= Charlemagne (band) =

American indie rock band

Charlemagne was an indie rock band from Madison, Wisconsin, led by former NoahJohn singer/songwriter, Carl Johns. Originally a Johns solo project, Charlemagne developed into a group, which toured Europe in 2004 and released three albums between 2004 and 2007, including two on SideCho Records.

==Band members==
- Carl Johns (a.k.a. Charlemagne), plays a little bit of everything, songwriter and producer
- William Borowski (a.k.a.
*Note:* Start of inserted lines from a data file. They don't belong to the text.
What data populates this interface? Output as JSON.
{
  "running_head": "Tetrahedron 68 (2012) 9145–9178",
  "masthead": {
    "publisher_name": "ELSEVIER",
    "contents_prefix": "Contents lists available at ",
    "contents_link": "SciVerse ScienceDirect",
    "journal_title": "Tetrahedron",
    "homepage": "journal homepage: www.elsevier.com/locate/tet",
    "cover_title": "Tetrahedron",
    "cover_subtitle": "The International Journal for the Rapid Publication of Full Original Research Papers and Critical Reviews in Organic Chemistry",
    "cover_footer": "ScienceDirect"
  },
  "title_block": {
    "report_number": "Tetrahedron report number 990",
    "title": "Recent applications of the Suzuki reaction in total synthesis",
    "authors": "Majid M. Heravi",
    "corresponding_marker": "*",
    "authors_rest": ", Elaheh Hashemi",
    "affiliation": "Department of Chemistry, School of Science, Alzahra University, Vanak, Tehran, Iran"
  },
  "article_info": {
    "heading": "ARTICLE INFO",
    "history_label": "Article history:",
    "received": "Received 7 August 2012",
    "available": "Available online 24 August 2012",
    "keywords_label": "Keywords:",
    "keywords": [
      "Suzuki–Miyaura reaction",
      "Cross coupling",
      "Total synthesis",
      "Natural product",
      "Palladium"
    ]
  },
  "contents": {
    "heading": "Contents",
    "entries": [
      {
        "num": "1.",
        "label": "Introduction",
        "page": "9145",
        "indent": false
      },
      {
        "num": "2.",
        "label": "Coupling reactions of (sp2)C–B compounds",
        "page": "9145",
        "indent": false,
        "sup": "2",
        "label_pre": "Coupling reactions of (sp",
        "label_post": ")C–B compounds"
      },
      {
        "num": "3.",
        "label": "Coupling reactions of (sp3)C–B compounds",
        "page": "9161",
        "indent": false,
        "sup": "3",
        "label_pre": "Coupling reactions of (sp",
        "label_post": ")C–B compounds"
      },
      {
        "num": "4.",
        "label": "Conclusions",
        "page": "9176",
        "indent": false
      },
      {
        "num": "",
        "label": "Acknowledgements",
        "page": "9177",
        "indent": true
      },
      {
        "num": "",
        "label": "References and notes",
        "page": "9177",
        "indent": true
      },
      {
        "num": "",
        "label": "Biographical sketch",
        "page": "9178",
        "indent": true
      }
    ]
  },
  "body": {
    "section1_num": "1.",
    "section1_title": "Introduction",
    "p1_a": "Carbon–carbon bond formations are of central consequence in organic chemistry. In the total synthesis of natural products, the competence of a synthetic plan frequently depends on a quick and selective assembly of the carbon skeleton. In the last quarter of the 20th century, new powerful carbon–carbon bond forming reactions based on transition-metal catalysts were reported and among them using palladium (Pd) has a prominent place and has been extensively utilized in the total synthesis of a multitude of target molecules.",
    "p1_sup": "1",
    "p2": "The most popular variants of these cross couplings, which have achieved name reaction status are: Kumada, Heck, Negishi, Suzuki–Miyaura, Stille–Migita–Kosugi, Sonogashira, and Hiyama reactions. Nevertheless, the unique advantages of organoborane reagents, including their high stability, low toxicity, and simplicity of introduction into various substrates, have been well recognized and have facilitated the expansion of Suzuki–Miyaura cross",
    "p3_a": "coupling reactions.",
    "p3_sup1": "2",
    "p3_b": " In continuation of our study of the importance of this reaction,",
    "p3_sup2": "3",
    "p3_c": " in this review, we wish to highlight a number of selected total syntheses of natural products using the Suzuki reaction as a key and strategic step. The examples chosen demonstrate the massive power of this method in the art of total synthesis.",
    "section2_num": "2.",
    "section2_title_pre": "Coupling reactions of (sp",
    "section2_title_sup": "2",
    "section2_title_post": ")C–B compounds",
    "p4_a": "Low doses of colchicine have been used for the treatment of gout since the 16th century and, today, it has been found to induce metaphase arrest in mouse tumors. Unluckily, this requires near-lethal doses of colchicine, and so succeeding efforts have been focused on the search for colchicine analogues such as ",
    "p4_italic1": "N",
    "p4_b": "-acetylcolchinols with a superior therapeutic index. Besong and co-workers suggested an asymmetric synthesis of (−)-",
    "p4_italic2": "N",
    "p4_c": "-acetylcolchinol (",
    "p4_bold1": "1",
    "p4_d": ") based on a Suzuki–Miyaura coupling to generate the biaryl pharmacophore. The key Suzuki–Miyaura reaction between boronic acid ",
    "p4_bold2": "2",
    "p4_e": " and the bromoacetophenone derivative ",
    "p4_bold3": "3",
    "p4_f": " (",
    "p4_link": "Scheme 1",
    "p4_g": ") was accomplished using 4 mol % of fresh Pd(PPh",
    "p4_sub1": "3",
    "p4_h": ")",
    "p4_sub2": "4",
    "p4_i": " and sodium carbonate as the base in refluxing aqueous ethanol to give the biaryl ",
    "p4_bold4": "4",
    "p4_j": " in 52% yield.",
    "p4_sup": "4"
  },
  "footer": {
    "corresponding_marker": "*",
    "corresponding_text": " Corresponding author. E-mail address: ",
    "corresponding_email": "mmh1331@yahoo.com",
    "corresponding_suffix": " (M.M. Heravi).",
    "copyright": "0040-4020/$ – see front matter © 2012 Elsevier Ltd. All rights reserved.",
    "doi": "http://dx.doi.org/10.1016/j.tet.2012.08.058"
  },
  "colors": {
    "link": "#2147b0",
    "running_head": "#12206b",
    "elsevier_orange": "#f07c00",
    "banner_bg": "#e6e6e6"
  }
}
The Equalizer, BB, Billions), bass guitar, claps
- Tenaya Darlington (a.k.a. Ladybird), backing vocals, triangle, claps
- Kaleen Enke (a.k.a. Katydid), backing vocals, guitar, Tambourine, claps
- Alex Fulton (a.k.a. A-12), drums, claps
- Dietrich Gosser (a.k.a. D, Titrich), acoustic guitar, bass guitar, backing vocals
- Ivan Klipstein, guitar, bass guitar, keyboards, backing vocals
- Brandon Schreiner (a.k.a. Kid B), guitar, Keyboards, Drums, Beats, backing vocals
- Curtis Whaley (a.k.a. The Arty Bastard, RTB), keyboards, claps, co-producer and graphic designer for Detour Allure

==Discography==
- Charlemagne (2004) Loose
- Detour Allure (2005 · SideCho Records)
- We Can Build An Island (2007 · SideCho Records)

==Footnote==
The group has no relation to late 1980s/early 1990s Hollywood glam metal band Charlemagne, whose eponymous 1994 album was rereleased in 2009.